After the findings were released, BBC Radio 5 Live investigated the issues highlighted in the report. On the 2nd of December, 2018, they broadcast a special programme to highlight the unacceptable domestic abuse experienced by the LGBT+ community:
The LGBT people trapped in abusive relationships because they say the police don’t take them seriously and they can’t access support services. 5 live Investigates has discovered the number of gay, bisexual and trans men and women involved in recorded domestic abuse crimes is going up. But experts say the figures represent only a fraction of the abuse in the LGBT community. One LGBT domestic abuse charity has told the programme it’s seeing more than double the number of victims it was seeing five years ago. But thousands don’t bother reporting because they think they’ll get a negative response from the police.
Naz and Matt Foundation were invited to BBC New Broadcasting House for their Sunday “5 Live Investigates” programme, along with Professor Rusi Jaspal (De Montfort University Leicester), and Suzanne Jacob (SafeLives).
Matt, Founder of Naz and Matt Foundation, released the following statement:
Religious homophobia should be categorised as a hate crime and be treated as such by the police. My inbox is full of messages from gay men and women who say their conservative religious parents would rather they were dead than for them to be accepted by their own family.

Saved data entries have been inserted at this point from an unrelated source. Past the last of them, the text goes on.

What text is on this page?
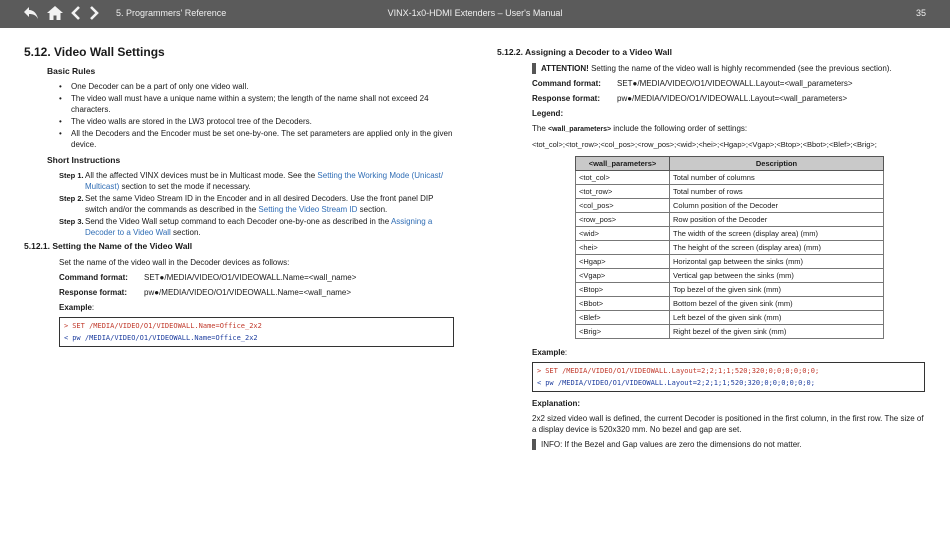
5. Programmers' Reference	VINX-1x0-HDMI Extenders – User's Manual	35
5.12. Video Wall Settings
Basic Rules
• One Decoder can be a part of only one video wall.
• The video wall must have a unique name within a system; the length of the name shall not exceed 24 characters.
• The video walls are stored in the LW3 protocol tree of the Decoders.
• All the Decoders and the Encoder must be set one-by-one. The set parameters are applied only in the given device.
Short Instructions
Step 1. All the affected VINX devices must be in Multicast mode. See the Setting the Working Mode (Unicast/ Multicast) section to set the mode if necessary.
Step 2. Set the same Video Stream ID in the Encoder and in all desired Decoders. Use the front panel DIP switch and/or the commands as described in the Setting the Video Stream ID section.
Step 3. Send the Video Wall setup command to each Decoder one-by-one as described in the Assigning a Decoder to a Video Wall section.
5.12.1. Setting the Name of the Video Wall
Set the name of the video wall in the Decoder devices as follows:
Command format:	SET●/MEDIA/VIDEO/O1/VIDEOWALL.Name=<wall_name>
Response format:	pw●/MEDIA/VIDEO/O1/VIDEOWALL.Name=<wall_name>
Example:
> SET /MEDIA/VIDEO/O1/VIDEOWALL.Name=Office_2x2
< pw /MEDIA/VIDEO/O1/VIDEOWALL.Name=Office_2x2
5.12.2. Assigning a Decoder to a Video Wall
ATTENTION! Setting the name of the video wall is highly recommended (see the previous section).
Command format:	SET●/MEDIA/VIDEO/O1/VIDEOWALL.Layout=<wall_parameters>
Response format:	pw●/MEDIA/VIDEO/O1/VIDEOWALL.Layout=<wall_parameters>
Legend:
The <wall_parameters> include the following order of settings:
<tot_col>;<tot_row>;<col_pos>;<row_pos>;<wid>;<hei>;<Hgap>;<Vgap>;<Btop>;<Bbot>;<Blef>;<Brig>;
<wall_parameters>	Description
<tot_col>	Total number of columns
<tot_row>	Total number of rows
<col_pos>	Column position of the Decoder
<row_pos>	Row position of the Decoder
<wid>	The width of the screen (display area) (mm)
<hei>	The height of the screen (display area) (mm)
<Hgap>	Horizontal gap between the sinks (mm)
<Vgap>	Vertical gap between the sinks (mm)
<Btop>	Top bezel of the given sink (mm)
<Bbot>	Bottom bezel of the given sink (mm)
<Blef>	Left bezel of the given sink (mm)
<Brig>	Right bezel of the given sink (mm)
Example:
> SET /MEDIA/VIDEO/O1/VIDEOWALL.Layout=2;2;1;1;520;320;0;0;0;0;0;0;
< pw /MEDIA/VIDEO/O1/VIDEOWALL.Layout=2;2;1;1;520;320;0;0;0;0;0;0;
Explanation:
2x2 sized video wall is defined, the current Decoder is positioned in the first column, in the first row. The size of a display device is 520x320 mm. No bezel and gap are set.
INFO: If the Bezel and Gap values are zero the dimensions do not matter.
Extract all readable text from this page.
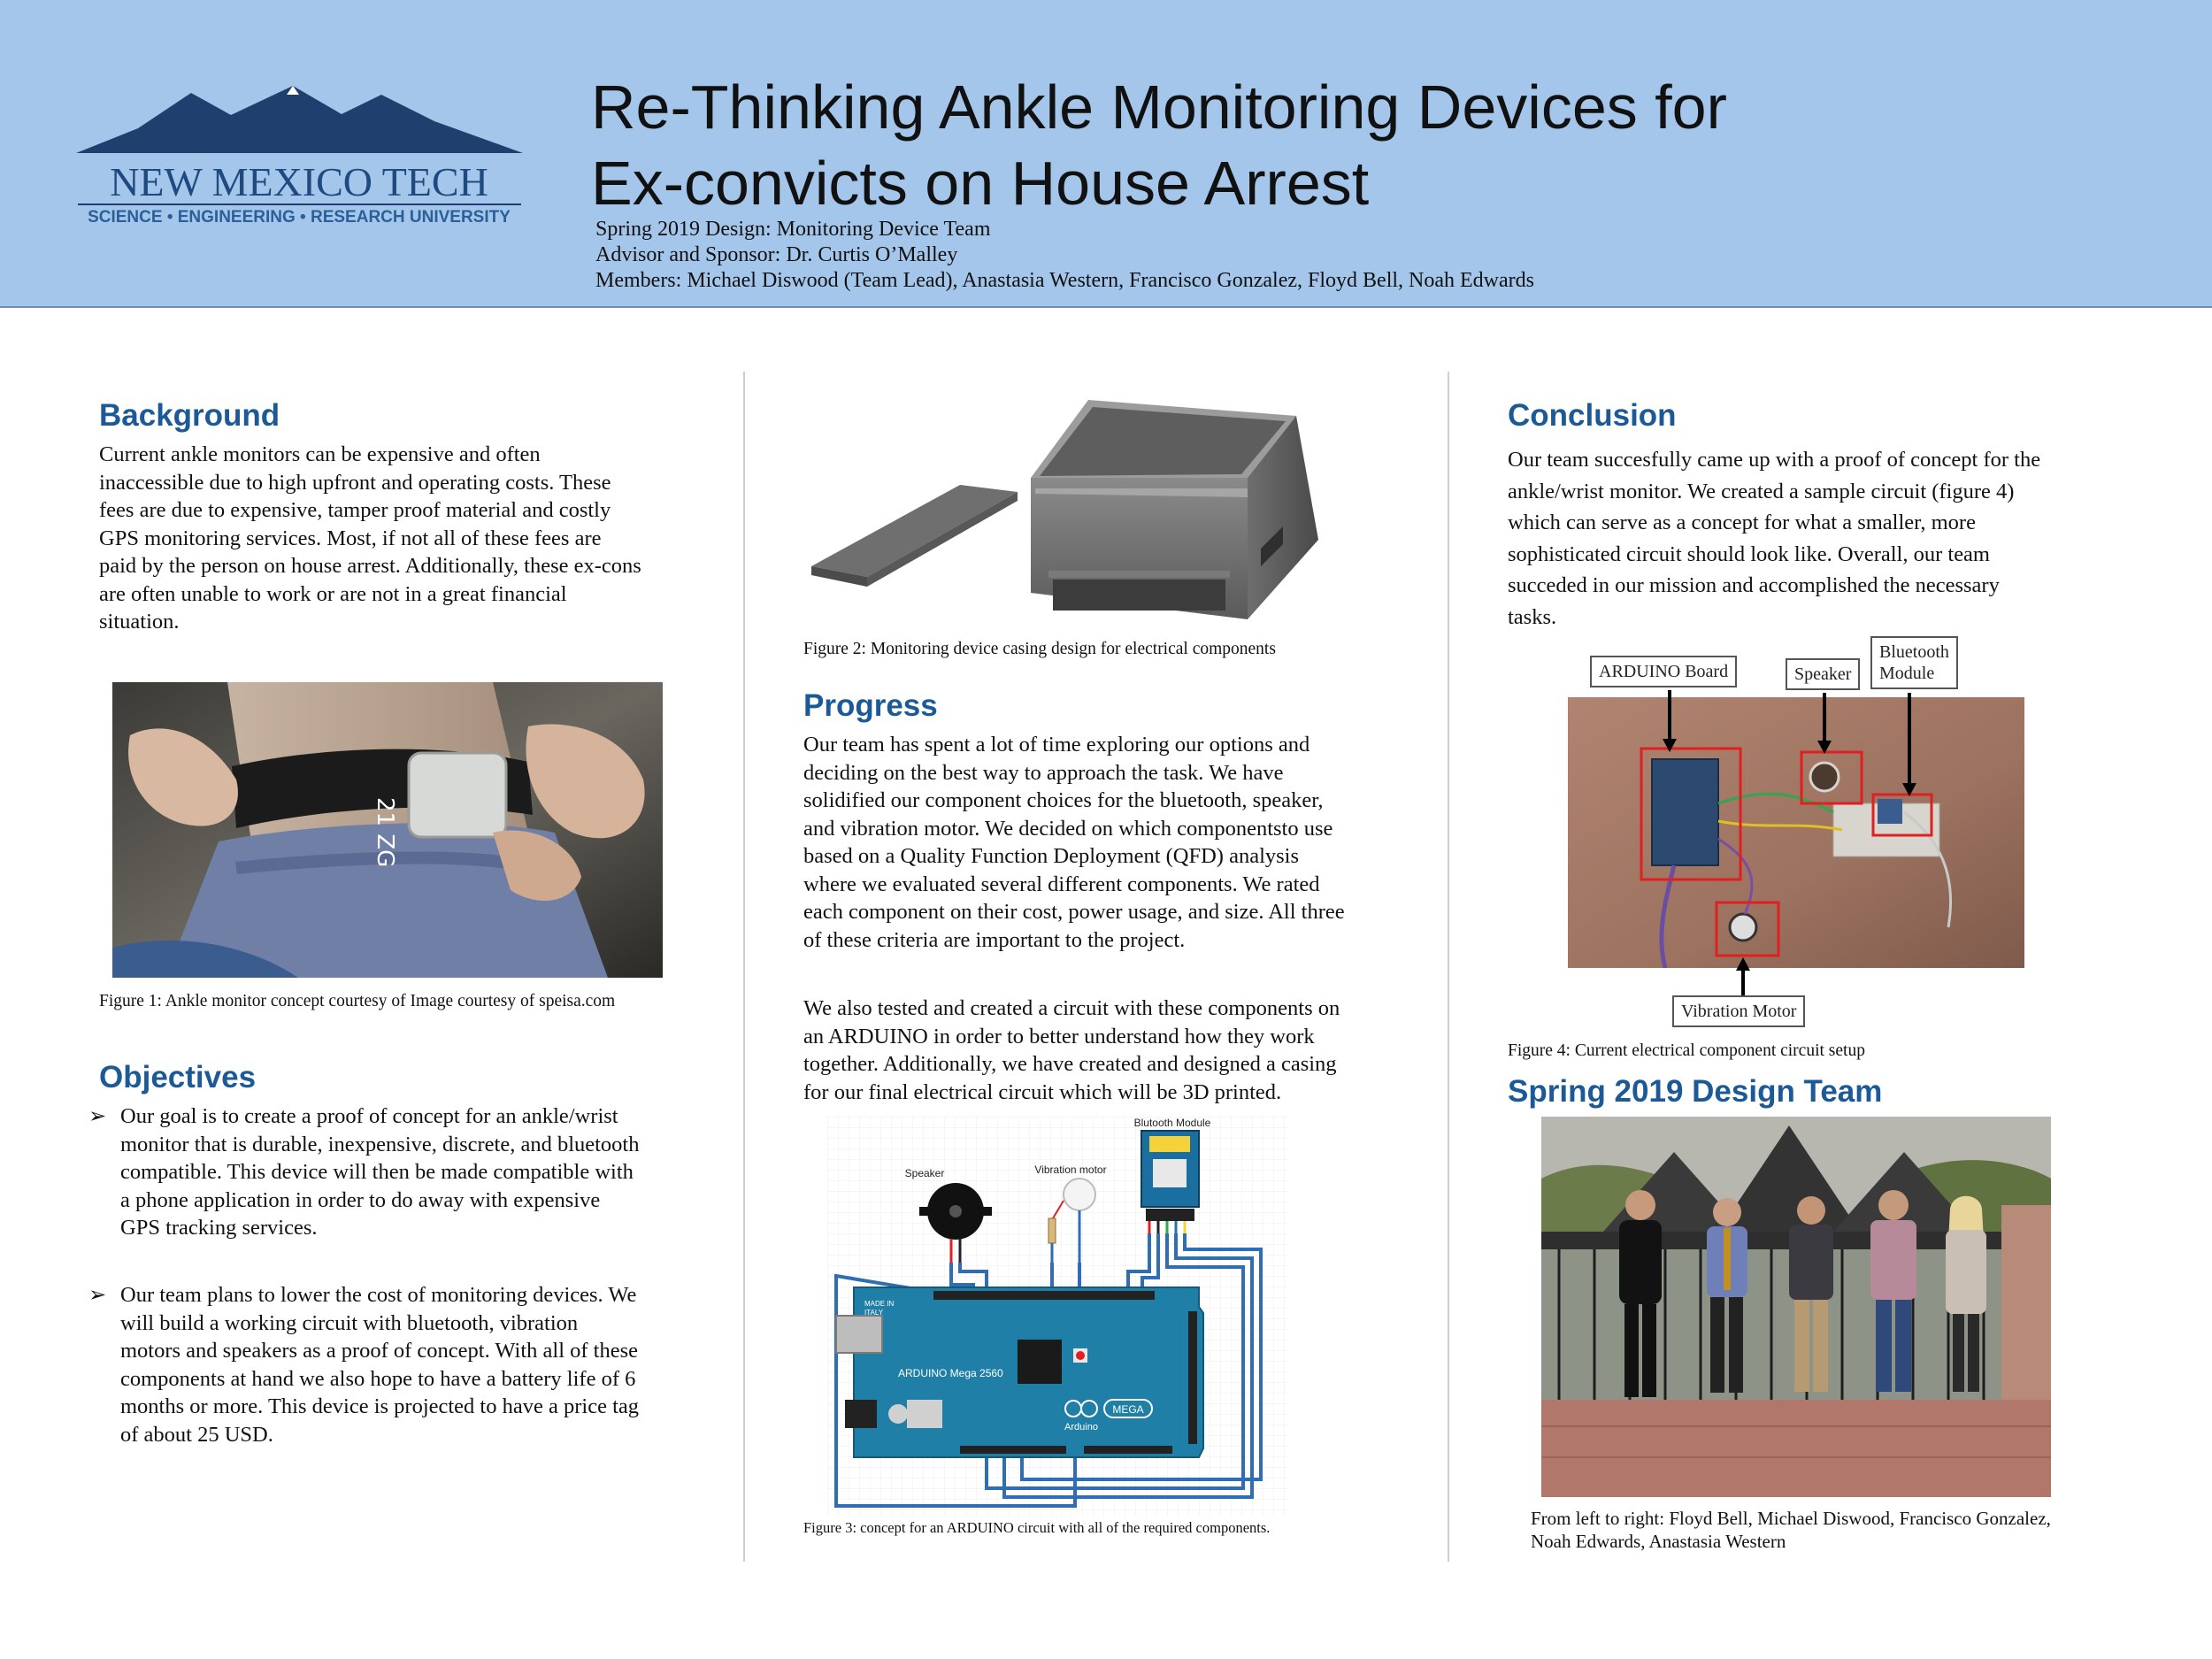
NEW MEXICO TECH
SCIENCE • ENGINEERING • RESEARCH UNIVERSITY
Re-Thinking Ankle Monitoring Devices for
Ex-convicts on House Arrest
Spring 2019 Design: Monitoring Device Team
Advisor and Sponsor: Dr. Curtis O’Malley
Members: Michael Diswood (Team Lead), Anastasia Western, Francisco Gonzalez, Floyd Bell, Noah Edwards
Background

Current ankle monitors can be expensive and often

inaccessible due to high upfront and operating costs. These

fees are due to expensive, tamper proof material and costly

GPS monitoring services. Most, if not all of these fees are

paid by the person on house arrest. Additionally, these ex-cons

are often unable to work or are not in a great financial

situation.

21 ZG

Figure 1: Ankle monitor concept courtesy of Image courtesy of speisa.com

Objectives
➢ Our goal is to create a proof of concept for an ankle/wrist
monitor that is durable, inexpensive, discrete, and bluetooth
compatible. This device will then be made compatible with
a phone application in order to do away with expensive
GPS tracking services.
➢ Our team plans to lower the cost of monitoring devices. We
will build a working circuit with bluetooth, vibration
motors and speakers as a proof of concept. With all of these
components at hand we also hope to have a battery life of 6
months or more. This device is projected to have a price tag
of about 25 USD.

Figure 2: Monitoring device casing design for electrical components

Progress

Our team has spent a lot of time exploring our options and

deciding on the best way to approach the task. We have

solidified our component choices for the bluetooth, speaker,

and vibration motor. We decided on which componentsto use

based on a Quality Function Deployment (QFD) analysis

where we evaluated several different components. We rated

each component on their cost, power usage, and size. All three

of these criteria are important to the project.

We also tested and created a circuit with these components on

an ARDUINO in order to better understand how they work

together. Additionally, we have created and designed a casing

for our final electrical circuit which will be 3D printed.

Blutooth Module
Speaker	Vibration motor
MADE IN
ITALY
ARDUINO Mega 2560
Arduino
MEGA

Figure 3: concept for an ARDUINO circuit with all of the required components.

Conclusion

Our team succesfully came up with a proof of concept for the

ankle/wrist monitor. We created a sample circuit (figure 4)

which can serve as a concept for what a smaller, more

sophisticated circuit should look like. Overall, our team

succeded in our mission and accomplished the necessary

tasks.

ARDUINO Board	Speaker
Bluetooth
Module
Vibration Motor

Figure 4: Current electrical component circuit setup

Spring 2019 Design Team

From left to right: Floyd Bell, Michael Diswood, Francisco Gonzalez,

Noah Edwards, Anastasia Western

Some of our clients receiving support have told us their parents or family are threatening to kill them to avoid bringing ’shame’ on the family – to avoid the family being known in the community for having a gay son or lesbian daughter.
Lesbian, gay and bisexual youth who come from highly rejecting families are 8.4 times more likely to have attempted suicide than other LGB youth. This is simply not acceptable and we must all work together to change this.
Matt set up the Naz and Matt Foundation in memory of his soulmate and fiancé, Naz, who passed away two days after being confronted about his sexuality by his religious parents. It was the first time that they knew their son was gay, in a relationship with Matt for 13 years and that they were planning to get married.